In film and video, a freeze frame is when a single frame of content shows repeatedly on the screen—"freezing" the action. This can be done in the content itself, by printing (on film) or recording (on video) multiple copies of the same source frame. This produces a static shot that resembles a still photograph.

Freeze frame is a term in live stage performance, for a technique in which actors freeze at a particular point to enhance a scene or show an important moment in production. Spoken word may enhance the effect, with a narrator or one or more characters telling their personal thoughts regarding the situation.

Examples

Film
The first known freeze frame was in director Alfred Hitchcock's 1928 film Champagne.
An early use of the freeze frame in classic Hollywood cinema was Frank Capra's 1946 Christmas film It's A Wonderful Life where the first appearance of the adult George Bailey (played by James Stewart) on-screen is shown as a freeze frame. 
A memorable freeze frame is the end of François Truffaut's 1959 New Wave film The 400 Blows.
Satyajit Ray is known for his use of freeze frame shots. Notable examples include the last scene of Charulata (1964) and the first scene  of Jana Aranya (1975). The last scene of Charulata is critically acclaimed. Charu and her husband are about to unite and hold their hands when the screen freezes and a small gap is left in between their hands. Another film known for frequent use of this technique is Parash Pathar (1957). The same technique is also used by Ray in Mahapurush to introduce Ganesh Mama, one of the characters in the movie.
Director George Roy Hill used the technique frequently when depicting the death of a character, as in The World According to Garp (1982) and in the memorable ending to the classic western Butch Cassidy and the Sundance Kid (1969), with Paul Newman and Robert Redford.

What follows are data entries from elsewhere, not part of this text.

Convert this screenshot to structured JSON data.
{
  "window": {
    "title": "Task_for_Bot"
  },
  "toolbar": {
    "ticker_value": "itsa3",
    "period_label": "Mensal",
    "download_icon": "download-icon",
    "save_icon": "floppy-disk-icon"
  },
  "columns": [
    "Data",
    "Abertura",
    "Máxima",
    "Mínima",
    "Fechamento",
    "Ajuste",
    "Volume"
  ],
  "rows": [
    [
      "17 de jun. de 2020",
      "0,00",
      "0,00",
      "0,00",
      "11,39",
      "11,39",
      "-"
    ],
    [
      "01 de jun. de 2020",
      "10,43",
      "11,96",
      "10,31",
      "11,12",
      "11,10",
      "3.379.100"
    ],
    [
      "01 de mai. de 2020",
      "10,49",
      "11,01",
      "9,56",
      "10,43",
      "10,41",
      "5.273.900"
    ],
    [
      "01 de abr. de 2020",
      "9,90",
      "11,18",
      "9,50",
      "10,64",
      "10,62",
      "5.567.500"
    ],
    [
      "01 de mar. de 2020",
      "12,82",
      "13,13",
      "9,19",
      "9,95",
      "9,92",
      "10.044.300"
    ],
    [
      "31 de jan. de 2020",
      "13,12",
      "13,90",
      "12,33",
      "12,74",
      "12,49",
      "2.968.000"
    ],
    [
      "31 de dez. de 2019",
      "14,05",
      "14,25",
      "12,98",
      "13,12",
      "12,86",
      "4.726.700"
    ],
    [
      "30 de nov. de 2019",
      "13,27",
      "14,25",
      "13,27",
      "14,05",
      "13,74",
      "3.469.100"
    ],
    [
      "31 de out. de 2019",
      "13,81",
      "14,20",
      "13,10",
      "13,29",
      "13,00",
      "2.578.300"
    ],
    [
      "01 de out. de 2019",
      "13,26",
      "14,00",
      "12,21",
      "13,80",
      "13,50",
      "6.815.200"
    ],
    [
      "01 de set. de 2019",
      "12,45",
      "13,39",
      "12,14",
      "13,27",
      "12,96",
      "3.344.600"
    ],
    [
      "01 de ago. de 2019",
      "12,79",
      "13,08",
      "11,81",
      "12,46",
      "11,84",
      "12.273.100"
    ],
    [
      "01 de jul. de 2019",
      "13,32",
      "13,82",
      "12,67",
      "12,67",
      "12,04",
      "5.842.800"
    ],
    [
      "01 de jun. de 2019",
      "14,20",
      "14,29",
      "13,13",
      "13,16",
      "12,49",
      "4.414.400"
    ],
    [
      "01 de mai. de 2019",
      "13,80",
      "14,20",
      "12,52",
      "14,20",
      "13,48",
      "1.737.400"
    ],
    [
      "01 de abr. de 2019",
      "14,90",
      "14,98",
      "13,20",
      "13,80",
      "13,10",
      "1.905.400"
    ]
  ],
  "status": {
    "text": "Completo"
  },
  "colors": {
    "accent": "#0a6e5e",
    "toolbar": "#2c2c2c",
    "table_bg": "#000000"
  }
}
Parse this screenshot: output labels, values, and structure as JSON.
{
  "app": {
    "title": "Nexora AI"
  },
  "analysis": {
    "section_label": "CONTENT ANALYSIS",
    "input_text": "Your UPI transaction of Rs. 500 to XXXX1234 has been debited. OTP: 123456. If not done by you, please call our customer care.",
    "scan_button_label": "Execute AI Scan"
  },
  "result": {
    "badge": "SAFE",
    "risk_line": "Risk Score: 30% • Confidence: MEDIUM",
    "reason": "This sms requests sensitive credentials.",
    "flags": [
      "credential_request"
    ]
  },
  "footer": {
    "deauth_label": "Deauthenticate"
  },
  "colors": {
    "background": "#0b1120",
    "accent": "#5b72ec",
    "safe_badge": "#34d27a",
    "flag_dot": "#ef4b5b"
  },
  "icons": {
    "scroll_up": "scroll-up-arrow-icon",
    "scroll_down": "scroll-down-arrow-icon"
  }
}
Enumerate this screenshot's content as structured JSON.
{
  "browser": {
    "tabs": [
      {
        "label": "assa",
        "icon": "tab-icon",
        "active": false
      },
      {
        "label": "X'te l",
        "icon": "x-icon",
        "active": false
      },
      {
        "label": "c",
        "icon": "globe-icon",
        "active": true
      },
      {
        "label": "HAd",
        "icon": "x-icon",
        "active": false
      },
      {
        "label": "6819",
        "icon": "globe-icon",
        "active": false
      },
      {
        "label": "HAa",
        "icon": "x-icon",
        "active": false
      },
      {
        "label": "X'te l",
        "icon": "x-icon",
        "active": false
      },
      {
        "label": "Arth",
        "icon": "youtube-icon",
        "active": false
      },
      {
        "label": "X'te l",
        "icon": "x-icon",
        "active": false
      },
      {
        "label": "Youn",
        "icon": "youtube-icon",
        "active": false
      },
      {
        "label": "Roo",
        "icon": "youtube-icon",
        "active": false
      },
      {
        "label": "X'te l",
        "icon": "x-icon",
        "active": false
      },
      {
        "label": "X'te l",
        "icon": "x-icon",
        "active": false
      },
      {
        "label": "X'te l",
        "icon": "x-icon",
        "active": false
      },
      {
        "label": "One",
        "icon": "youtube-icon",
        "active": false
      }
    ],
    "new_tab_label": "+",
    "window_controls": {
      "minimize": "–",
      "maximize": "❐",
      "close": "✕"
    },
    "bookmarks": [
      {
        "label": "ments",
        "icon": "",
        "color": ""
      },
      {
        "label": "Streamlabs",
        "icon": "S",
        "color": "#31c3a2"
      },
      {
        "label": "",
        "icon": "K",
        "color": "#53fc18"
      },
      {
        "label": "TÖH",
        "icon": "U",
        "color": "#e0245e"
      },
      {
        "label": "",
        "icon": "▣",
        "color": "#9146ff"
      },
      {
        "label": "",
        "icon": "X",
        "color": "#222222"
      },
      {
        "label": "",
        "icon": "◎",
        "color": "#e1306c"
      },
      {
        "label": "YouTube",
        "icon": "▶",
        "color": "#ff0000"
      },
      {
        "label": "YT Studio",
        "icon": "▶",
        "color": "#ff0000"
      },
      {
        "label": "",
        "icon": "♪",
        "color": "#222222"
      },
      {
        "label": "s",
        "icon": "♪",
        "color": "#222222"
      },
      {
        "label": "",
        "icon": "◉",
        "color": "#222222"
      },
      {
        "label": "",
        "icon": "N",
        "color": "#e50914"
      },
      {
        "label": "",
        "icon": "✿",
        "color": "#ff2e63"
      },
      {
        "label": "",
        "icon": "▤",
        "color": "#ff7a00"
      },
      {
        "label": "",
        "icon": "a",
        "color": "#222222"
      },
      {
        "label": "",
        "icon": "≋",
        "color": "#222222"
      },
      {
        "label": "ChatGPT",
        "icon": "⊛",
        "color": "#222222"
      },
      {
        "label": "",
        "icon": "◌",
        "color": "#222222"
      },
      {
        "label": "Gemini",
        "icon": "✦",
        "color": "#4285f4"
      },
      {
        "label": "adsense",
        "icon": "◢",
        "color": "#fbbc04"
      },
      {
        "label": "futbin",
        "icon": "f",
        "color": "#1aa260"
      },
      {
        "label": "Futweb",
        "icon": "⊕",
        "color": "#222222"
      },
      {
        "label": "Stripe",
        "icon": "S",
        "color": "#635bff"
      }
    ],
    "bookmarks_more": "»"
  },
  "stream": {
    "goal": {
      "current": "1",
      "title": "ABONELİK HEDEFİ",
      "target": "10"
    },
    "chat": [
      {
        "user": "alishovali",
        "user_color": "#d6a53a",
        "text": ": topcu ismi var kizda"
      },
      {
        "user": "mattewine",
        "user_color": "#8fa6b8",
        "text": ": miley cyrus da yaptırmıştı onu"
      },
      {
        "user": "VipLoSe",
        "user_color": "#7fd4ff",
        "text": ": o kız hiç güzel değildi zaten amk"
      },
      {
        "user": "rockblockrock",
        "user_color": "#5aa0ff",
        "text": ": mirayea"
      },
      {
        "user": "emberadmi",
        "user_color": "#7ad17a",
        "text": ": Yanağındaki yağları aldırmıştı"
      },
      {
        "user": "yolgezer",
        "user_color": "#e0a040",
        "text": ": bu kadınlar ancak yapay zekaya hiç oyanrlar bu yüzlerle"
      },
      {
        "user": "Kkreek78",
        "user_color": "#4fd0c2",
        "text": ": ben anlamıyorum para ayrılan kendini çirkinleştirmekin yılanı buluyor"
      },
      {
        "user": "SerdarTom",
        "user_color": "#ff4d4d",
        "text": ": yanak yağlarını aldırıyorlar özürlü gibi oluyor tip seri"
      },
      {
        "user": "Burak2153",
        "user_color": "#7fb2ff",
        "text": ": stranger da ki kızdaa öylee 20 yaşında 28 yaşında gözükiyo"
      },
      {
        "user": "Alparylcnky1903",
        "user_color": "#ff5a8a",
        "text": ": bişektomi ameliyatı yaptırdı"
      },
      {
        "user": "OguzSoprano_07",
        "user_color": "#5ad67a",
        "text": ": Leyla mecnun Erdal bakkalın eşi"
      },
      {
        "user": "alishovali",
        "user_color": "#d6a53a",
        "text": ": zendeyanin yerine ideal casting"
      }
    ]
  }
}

The freeze frame ending of The Color of Money (1986) also featured Paul Newman.
Hong Kong director John Woo also makes extensive use of freeze frames shots, usually to gain a better focus on a character's facial expression or emotion at a critical scene.
This technique is used quite a lot in Peter Hedges' 2003 film Pieces of April to capture moments he feels particularly significant.
It has also been used in the Oceans film series directed by Steven Soderbergh at the end of the film.

Television
 The original 1965 series Lost in Space used a "Freeze-frame cliffhanger" in its first two seasons (59 episodes).
The 1970s television series of Wonder Woman had its episodes end with a freeze-frame of Diana Prince smiling.
The opening sequence of the Mary Tyler Moore Show ended with a freeze-frame of Moore tossing her hat in the air.
The American TV show NCIS—a spin-off of the series JAG—often uses freeze-frame shots. In the production, they were referred to as "phoofs" or "foofs" due to the sound effect that accompanied them, which was created by NCIS'''s creator and executive producer Donald P. Bellisario hitting a microphone with his hand. These short black and white freeze frames depict an event that will occur later in the episode, and usually last for three seconds. The technique first appeared in the fourth episode of the second season of NCIS, Lt. Jane Doe, and was employed in every episode since, with a typical episode containing four or five freeze frames with main characters or occasionally one-off or recurring characters.
Freeze frames were parodied in the 1982 sitcom Police Squad!. Each episode ended — and the credits rolled over — a "freeze frame" shot emulating those of 1970s dramas. However, the scene was not actually frozen. The actors simply stood motionless in position while other activities (pouring coffee, a convict escaping, a chimpanzee throwing paper) continued around them.
The freeze-frame cliffhanger to Part Three of the Doctor Who serial The Deadly Assassin'' (1976) has been described as "notorious in BBC history" and "caused such uproar when it originally aired that it had to be altered for future broadcasts".